If there is any arthritis in those old joints, it was neither apparent in Rose’s scorching back nine in a 67 to force the play-off at 16 under par, nor the way he punched holes in the sky after dropping the 10-footer that ultimately gave him the $3.6million first prize.

‘That was an amazing last 90 minutes,’ he said. ‘I never stopped believing. I played unbelievable golf down the stretch. It was a lot of fun. That is why I play and why I practise. I know when I bring my best I can win.

‘I get nervous with the best of them but I know when I get nervous I have still got it. I feel like I am moving well and there could be a good run of golf in me. I cannot let my age become too much of a story.

Justin Rose of England poses with the trophy after winning the FedEx St. Jude Championship

Justin Rose reacts after making a birdie on the 18th hole during a playoff against J.J. Spaun

‘This is going to be a fun one to celebrate.’

It was Rose’s first win in more than two years, with the intervening period including runner-up positions at the 2024 Open Championship and the Masters in April. Ice baths, a portable gym in a customised motorhome and a textbook swing have prolonged once of the great British sporting careers.

A word on Spaun – his closing 65 was exceptional, built on birdies at the 16th and 17th that saw him overcome a two-stroke deficit in the same span to Fleetwood, who had led for most of the tournament.

The American has had a stellar year, illuminated by that victory at Oakmont, and was a tiny fraction away from winning the play-off with a putt that lipped out from beyond 30-feet on their first rerun of the 18th hole. Rose followed it with a similar near-miss from closer in, before both men birdied on their next visit. It was sublime theatre, peaking when Rose birdied it again on the third go, which preceded Spaun missing from seven feet. Counting a run of four birdies from the 14th in regulation play, Rose ticked off his final eight holes in a remarkable six under par – if anything, his response to pressurised situations is getting better with his advancing years.

If there was a sour point, it came from the boorish booing of locals when Rose in the heat of the duel. In a Ryder Cup year, and with both men certain to play at Bethpage Black next month, that is perhaps to be expected, but it was an unnecessary blot on a great encounter.

As for Fleetwood, the heartbreak will be both acute and familiar – he has not won in 162 starts on the PGA Tour and now adds a sixth third-place finish to the six he has collected as a runner up. The most recent of the latter was just seven weeks ago and this one will hurt deeply because he was two up with three to play.
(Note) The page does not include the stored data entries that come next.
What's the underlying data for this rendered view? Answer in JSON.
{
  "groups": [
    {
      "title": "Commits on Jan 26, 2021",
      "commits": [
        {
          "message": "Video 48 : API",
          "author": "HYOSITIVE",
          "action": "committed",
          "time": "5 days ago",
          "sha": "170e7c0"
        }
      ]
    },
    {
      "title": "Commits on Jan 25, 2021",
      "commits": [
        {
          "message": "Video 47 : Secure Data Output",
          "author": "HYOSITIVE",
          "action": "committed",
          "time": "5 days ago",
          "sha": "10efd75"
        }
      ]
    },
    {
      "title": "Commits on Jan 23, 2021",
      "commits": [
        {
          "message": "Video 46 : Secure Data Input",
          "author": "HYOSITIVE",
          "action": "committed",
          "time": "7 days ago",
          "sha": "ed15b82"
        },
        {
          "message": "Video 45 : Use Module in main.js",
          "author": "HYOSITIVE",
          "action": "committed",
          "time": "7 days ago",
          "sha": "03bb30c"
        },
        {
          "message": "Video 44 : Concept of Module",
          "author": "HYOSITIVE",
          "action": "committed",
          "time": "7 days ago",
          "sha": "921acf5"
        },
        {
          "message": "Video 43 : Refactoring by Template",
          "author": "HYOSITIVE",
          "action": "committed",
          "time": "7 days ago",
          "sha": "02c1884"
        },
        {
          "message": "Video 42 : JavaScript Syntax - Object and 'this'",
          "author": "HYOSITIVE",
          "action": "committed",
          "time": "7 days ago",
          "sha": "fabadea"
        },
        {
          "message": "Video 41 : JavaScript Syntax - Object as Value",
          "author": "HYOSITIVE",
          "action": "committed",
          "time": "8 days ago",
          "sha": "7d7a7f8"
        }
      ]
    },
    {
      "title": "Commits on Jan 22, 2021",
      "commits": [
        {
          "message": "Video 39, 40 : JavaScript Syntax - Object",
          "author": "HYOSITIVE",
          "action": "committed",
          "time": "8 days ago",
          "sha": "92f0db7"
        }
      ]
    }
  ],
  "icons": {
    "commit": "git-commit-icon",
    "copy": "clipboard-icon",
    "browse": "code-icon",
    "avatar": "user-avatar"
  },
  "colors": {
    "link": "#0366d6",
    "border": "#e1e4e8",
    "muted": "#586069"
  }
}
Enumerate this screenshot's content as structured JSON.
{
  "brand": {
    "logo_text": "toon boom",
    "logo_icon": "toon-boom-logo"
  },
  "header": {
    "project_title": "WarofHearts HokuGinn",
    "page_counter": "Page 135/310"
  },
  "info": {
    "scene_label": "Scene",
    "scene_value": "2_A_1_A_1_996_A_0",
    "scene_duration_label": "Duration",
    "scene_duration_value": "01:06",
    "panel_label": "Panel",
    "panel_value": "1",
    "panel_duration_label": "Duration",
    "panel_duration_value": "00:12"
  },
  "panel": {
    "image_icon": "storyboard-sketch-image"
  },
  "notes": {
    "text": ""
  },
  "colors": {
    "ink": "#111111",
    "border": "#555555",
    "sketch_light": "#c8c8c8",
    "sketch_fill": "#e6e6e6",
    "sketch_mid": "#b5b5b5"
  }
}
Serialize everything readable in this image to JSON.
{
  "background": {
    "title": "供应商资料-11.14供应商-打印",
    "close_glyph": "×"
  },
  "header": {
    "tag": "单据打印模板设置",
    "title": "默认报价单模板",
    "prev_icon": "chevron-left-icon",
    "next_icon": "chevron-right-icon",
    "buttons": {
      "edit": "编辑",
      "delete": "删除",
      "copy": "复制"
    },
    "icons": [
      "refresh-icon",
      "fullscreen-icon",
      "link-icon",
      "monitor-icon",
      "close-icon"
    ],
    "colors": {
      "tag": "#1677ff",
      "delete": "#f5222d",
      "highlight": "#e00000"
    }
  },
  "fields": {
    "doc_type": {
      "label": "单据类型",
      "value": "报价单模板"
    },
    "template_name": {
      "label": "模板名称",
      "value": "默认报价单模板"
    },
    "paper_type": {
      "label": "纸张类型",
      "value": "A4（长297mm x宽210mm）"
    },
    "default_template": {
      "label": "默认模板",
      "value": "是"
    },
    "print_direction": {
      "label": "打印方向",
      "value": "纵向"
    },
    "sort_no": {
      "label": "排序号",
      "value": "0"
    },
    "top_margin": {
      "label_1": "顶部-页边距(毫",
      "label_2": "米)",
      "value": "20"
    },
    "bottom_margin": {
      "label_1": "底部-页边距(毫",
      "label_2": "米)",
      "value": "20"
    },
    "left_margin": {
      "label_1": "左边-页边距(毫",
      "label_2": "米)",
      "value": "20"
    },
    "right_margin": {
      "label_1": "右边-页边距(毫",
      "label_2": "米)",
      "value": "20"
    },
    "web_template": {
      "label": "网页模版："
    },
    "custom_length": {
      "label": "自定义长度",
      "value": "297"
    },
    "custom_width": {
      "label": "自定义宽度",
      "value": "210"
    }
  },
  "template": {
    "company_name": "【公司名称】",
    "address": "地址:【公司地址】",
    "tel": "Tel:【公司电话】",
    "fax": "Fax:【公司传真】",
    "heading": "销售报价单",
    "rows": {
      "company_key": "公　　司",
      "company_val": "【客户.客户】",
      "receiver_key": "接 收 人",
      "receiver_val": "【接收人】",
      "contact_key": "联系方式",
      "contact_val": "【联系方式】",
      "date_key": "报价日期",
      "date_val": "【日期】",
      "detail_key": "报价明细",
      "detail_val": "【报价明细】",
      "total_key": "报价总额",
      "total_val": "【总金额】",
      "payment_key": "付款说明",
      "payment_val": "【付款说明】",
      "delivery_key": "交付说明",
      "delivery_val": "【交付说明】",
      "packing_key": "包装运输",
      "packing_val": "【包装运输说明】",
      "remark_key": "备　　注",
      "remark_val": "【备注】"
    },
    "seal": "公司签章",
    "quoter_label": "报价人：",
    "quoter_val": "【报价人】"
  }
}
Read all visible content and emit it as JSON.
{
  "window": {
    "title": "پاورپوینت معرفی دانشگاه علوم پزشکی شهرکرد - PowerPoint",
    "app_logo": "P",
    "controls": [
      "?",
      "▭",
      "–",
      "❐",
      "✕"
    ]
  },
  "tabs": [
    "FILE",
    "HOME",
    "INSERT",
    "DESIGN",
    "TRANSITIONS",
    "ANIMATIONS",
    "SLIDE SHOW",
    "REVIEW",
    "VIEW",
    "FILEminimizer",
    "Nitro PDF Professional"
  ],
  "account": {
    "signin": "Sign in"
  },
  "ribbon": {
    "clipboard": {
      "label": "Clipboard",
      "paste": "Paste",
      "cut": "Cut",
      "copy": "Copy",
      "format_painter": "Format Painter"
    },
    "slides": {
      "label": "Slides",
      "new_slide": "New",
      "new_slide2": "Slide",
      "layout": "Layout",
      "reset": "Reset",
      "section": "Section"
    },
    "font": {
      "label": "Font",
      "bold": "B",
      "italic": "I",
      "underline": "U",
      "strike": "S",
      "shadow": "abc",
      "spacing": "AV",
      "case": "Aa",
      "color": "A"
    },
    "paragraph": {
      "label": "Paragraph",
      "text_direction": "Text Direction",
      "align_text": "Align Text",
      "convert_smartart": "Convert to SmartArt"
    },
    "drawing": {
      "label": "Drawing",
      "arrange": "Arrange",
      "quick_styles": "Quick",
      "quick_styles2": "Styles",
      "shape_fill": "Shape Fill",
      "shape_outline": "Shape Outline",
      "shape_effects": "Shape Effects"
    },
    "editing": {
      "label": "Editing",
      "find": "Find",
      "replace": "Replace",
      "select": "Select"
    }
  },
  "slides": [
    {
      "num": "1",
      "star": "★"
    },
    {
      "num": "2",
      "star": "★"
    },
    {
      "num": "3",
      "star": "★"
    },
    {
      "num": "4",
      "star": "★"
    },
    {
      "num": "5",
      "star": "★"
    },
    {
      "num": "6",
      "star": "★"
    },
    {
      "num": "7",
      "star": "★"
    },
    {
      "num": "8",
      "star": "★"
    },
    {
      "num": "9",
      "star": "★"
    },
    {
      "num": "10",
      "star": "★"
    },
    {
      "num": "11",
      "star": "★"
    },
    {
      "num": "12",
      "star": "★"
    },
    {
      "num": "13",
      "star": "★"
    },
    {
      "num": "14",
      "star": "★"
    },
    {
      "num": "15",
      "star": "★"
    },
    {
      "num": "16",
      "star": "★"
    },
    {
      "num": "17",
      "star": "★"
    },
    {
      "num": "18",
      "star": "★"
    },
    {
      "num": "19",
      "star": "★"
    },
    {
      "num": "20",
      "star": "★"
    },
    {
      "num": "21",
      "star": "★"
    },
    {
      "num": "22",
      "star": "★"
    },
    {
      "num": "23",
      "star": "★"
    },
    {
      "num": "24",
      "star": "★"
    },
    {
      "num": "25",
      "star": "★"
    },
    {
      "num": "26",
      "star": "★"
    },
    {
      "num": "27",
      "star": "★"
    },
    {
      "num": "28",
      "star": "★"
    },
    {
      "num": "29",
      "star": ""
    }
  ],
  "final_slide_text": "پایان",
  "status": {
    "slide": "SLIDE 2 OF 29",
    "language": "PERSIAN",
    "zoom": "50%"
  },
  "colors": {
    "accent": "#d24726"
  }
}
He battled well in a 69, but was some way short of what he showed across the previous three rounds, which will sadly heighten what folk say about his ability to close in tournaments.

The signs were ominous from the start, when he drove into sand on his way to bogeying the opener before a run of 10 straight pars.

His overnight lead of one shot was lost to the inertia and so was his rhythm – three missed fairways in the first nine holes was hardly a disaster, but nor was it a match for missing only five in the previous 54.

The recovery began at the 12th, when he rolled in a 33-foot monster for birdie, and another followed from mid-range at the next. Given he had been hauled in by Scheffler, Rose and Spaun, it was an impressive response that aged even better when he moved to 16 under on the 15th.

J.J. Spaun hits a tee shot on the 18th hole during the final round on Sunday in Memphis

Fleetwood plays a shot from a bunker on the fourth hole at the FedEx St. Jude Championship

Standing on the 16th tee, he was two clear, but then came the unravelling. First, he pushed his approach to the par five up against the foot of the greenside grandstand and failed to benefit from a free drop – he pitched through the putting surface from the kinder lie and could only par. A few minutes earlier, Spaun, in the group in front, had birdied that same hole and then gained another stroke at the 17th to tie the lead.

That was a key blow for Fleetwood, who then compounded the error substantially by bogeyed from the fairway on the 17th. Most players would trade for his career in a heartbeat, but the near-misses clearly weigh heavily on the Englishman.

‘I did a lot of good things… I am getting close,’ said Fleetwood. ‘That is the good side of it. I managed to get myself ahead on that back nine and I didn’t do quite enough. I am obviously disappointed. Looking at the positives, I was in there again and just didn’t get it done.’

While Fleetwood’s demise stole the attention, his playing partner pinched the strokes. An approach into water at the ninth had dropped him back to 12 under, but his run of birdies from the 14th through the 17th was immense, bookended by putts from 34 and 15 feet. In the end, it was a shorter one that proved his class.